Regression of a simple policy function

Dear all,

I want to find a simple linear optimal policy rule for a Ramsey problem. Therefore I calculated the FOC of the Ramsey problem and simulated the model for 100000 periods. Then I want to do a regression where the dependent variable is the policy instrument “government debt” and the explained variables are the state variables of the model.
Now I am confused regarding the timing I should use:
Government debt is a predeterminded variable and evaluates as following:

I use the “predetermined_variables” command for “b”. Now how do I have to interpret dynare’s simulation of b. I know dynare converts variables like capital K(+1) into K. Does that mean that every b_t+1 of the simulation is in fact a b_t or every b_t is in fact a b_t+1??? How does my regression then look:

b_t+1 = b_t + some state variables;


b_t = b_t-1 + some state variables; ???

I hope you unterstand my problem…

See the manual

[quote]Note that Dynare internally always uses the “stock at the end of the period” concept, even
when the model has been entered using the predetermined_variables-command. Thus, when
plotting, computing or simulating variables, Dynare will follow the convention to use variables
that are decided in the current period. For example, when generating impulse response functions
for capital, Dynare will plot k, which is the capital stock decided upon by investment today (and
which will be used in tomorrow’s production function). This is the reason that capital is shown
to be moving on impact, because it is k and not the predetermined k(-1) that is displayed. It
is important to remember that this also affects simulated time series and output from smoother
routines for predetermined variables. Compared to non-predetermined variables they might
otherwise appear to be falsely shifted to the future by one period.[/quote]

That means: if you start at time t=0, the first simulated value for b is the value chosen at time 0 and which will be predetermined for period t=1

Thank you. This clearifies my problem a little bit. But I was thinking about the problem again, and was wondering if there might be an easier way. I think, instead doing a regression, one can use the POLICY AND TRANSITION FUNCTIONS. Is that right??

And why are the values of the autocorrelations different to those of the policy function??

You can do that, but it requires you to extract the required coefficients from the decision rule matrices stored in oo_.dr.

just to get things right, since the confusing regarding how dynare works with predeterminded variabels.

Suppose I have the following policy function (b is predeterminded):

b Constant 0.000043 S(-1) 0.069240 A(-1) -0.057798 b(-1) 0.961578 Ptilde(-1) -0.324475 M(-1) 0.249524 lambda(-1) -0.002588 chis(-1) 0.069812

Does this mean, that:
b_t+1 = Constant + 0.961578b_t + 0.069240S_t-1 -0.057798*A_t-1 + … ???

And if this is right, how would I get to the coefficients of the following equation (where _ss means corresponding steady state):
b_t+1 - b_ss = coff1*(b_t - b_ss) + coff2* (S_t-1 - S_ss) + … ???

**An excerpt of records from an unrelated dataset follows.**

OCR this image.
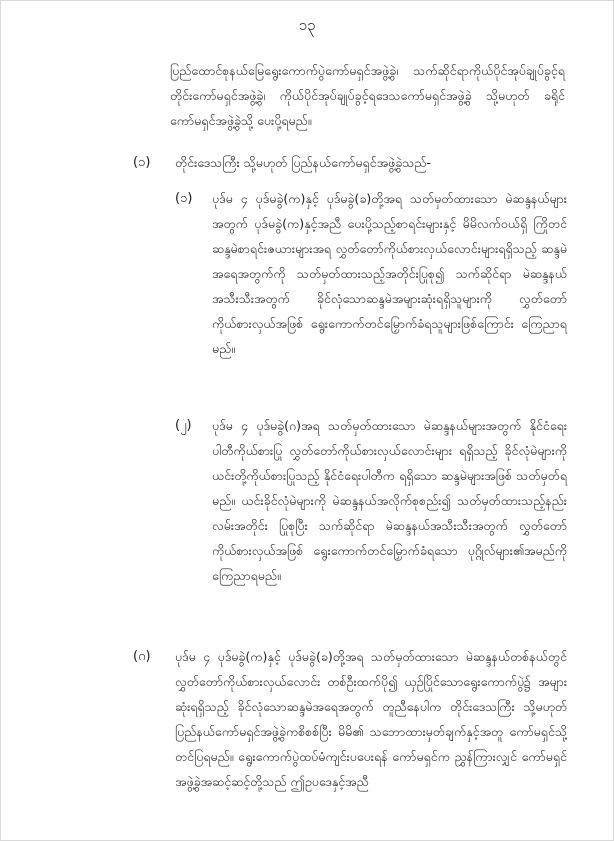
၁၃

ပြည်ထောင်စုနယ်မြေရွေးကောက်ပွဲကော်မရှင်အဖွဲ့ခွဲ၊ သက်ဆိုင်ရာကိုယ်ပိုင်အုပ်ချုပ်ခွင့်ရတိုင်းကော်မရှင်အဖွဲ့ခွဲ၊ ကိုယ်ပိုင်အုပ်ချုပ်ခွင့်ရဒေသကော်မရှင်အဖွဲ့ခွဲ သို့မဟုတ် ခရိုင်ကော်မရှင်အဖွဲ့ခွဲသို့ ပေးပို့ရမည်။

(၁) တိုင်းဒေသကြီး သို့မဟုတ် ပြည်နယ်ကော်မရှင်အဖွဲ့ခွဲသည်-
(၁) ပုဒ်မ ၄ ပုဒ်မခွဲ(က)နှင့် ပုဒ်မခွဲ(ခ)တို့အရ သတ်မှတ်ထားသော မဲဆန္ဒနယ်များအတွက် ပုဒ်မခွဲ(က)နှင့်အညီ ပေးပို့သည့်စာရင်းများနှင့် မိမိလက်ဝယ်ရှိ ကြိုတင်ဆန္ဒမဲစာရင်းဇယားများအရ လွှတ်တော်ကိုယ်စားလှယ်လောင်းများရရှိသည့် ဆန္ဒမဲအရေအတွက်ကို သတ်မှတ်ထားသည့်အတိုင်းပြုစု၍ သက်ဆိုင်ရာ မဲဆန္ဒနယ်အသီးသီးအတွက် ခိုင်လုံသောဆန္ဒမဲအများဆုံးရရှိသူများကို လွှတ်တော်ကိုယ်စားလှယ်အဖြစ် ရွေးကောက်တင်မြှောက်ခံရသူများဖြစ်ကြောင်း ကြေညာရမည်။

(၂) ပုဒ်မ ၄ ပုဒ်မခွဲ(ဂ)အရ သတ်မှတ်ထားသော မဲဆန္ဒနယ်များအတွက် နိုင်ငံရေးပါတီကိုယ်စားပြု လွှတ်တော်ကိုယ်စားလှယ်လောင်းများ ရရှိသည့် ခိုင်လုံမဲများကို ယင်းတို့ကိုယ်စားပြုသည့် နိုင်ငံရေးပါတီက ရရှိသော ဆန္ဒမဲများအဖြစ် သတ်မှတ်ရမည်။ ယင်းခိုင်လုံမဲများကို မဲဆန္ဒနယ်အလိုက်စုစည်း၍ သတ်မှတ်ထားသည့်နည်းလမ်းအတိုင်း ပြုစုပြီး သက်ဆိုင်ရာ မဲဆန္ဒနယ်အသီးသီးအတွက် လွှတ်တော်ကိုယ်စားလှယ်အဖြစ် ရွေးကောက်တင်မြှောက်ခံရသော ပုဂ္ဂိုလ်များ၏အမည်ကို ကြေညာရမည်။

(ဂ) ပုဒ်မ ၄ ပုဒ်မခွဲ(က)နှင့် ပုဒ်မခွဲ(ခ)တို့အရ သတ်မှတ်ထားသော မဲဆန္ဒနယ်တစ်နယ်တွင် လွှတ်တော်ကိုယ်စားလှယ်လောင်း တစ်ဦးထက်ပို၍ ယှဉ်ပြိုင်သောရွေးကောက်ပွဲ၌ အများဆုံးရရှိသည့် ခိုင်လုံသောဆန္ဒမဲအရေအတွက် တူညီနေပါက တိုင်းဒေသကြီး သို့မဟုတ် ပြည်နယ်ကော်မရှင်အဖွဲ့ခွဲကစိစစ်ပြီး မိမိ၏ သဘောထားမှတ်ချက်နှင့်အတူ ကော်မရှင်သို့ တင်ပြရမည်။ ရွေးကောက်ပွဲထပ်မံကျင်းပပေးရန် ကော်မရှင်က ညွှန်ကြားလျှင် ကော်မရှင်အဖွဲ့ခွဲအဆင့်ဆင့်တို့သည် ဤဥပဒေနှင့်အညီ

The displayed equation uses Dynare’s stock at the end of period notation. To bring this into your preferred stock at the beginning of period notation, you need to shift the predetermined variables by one period. Your first equation is correct if b is the only predetermined stock. Otherwise, some of the other variables need to be shifted as well.

Regarding the second point. Note that the constant in the policy rule is just the sum of all constant terms, i.e. it lumps together all coff*X_ss terms. This leaves the slope coefficients unaltered, i.e. the coefficients are the ones displayed.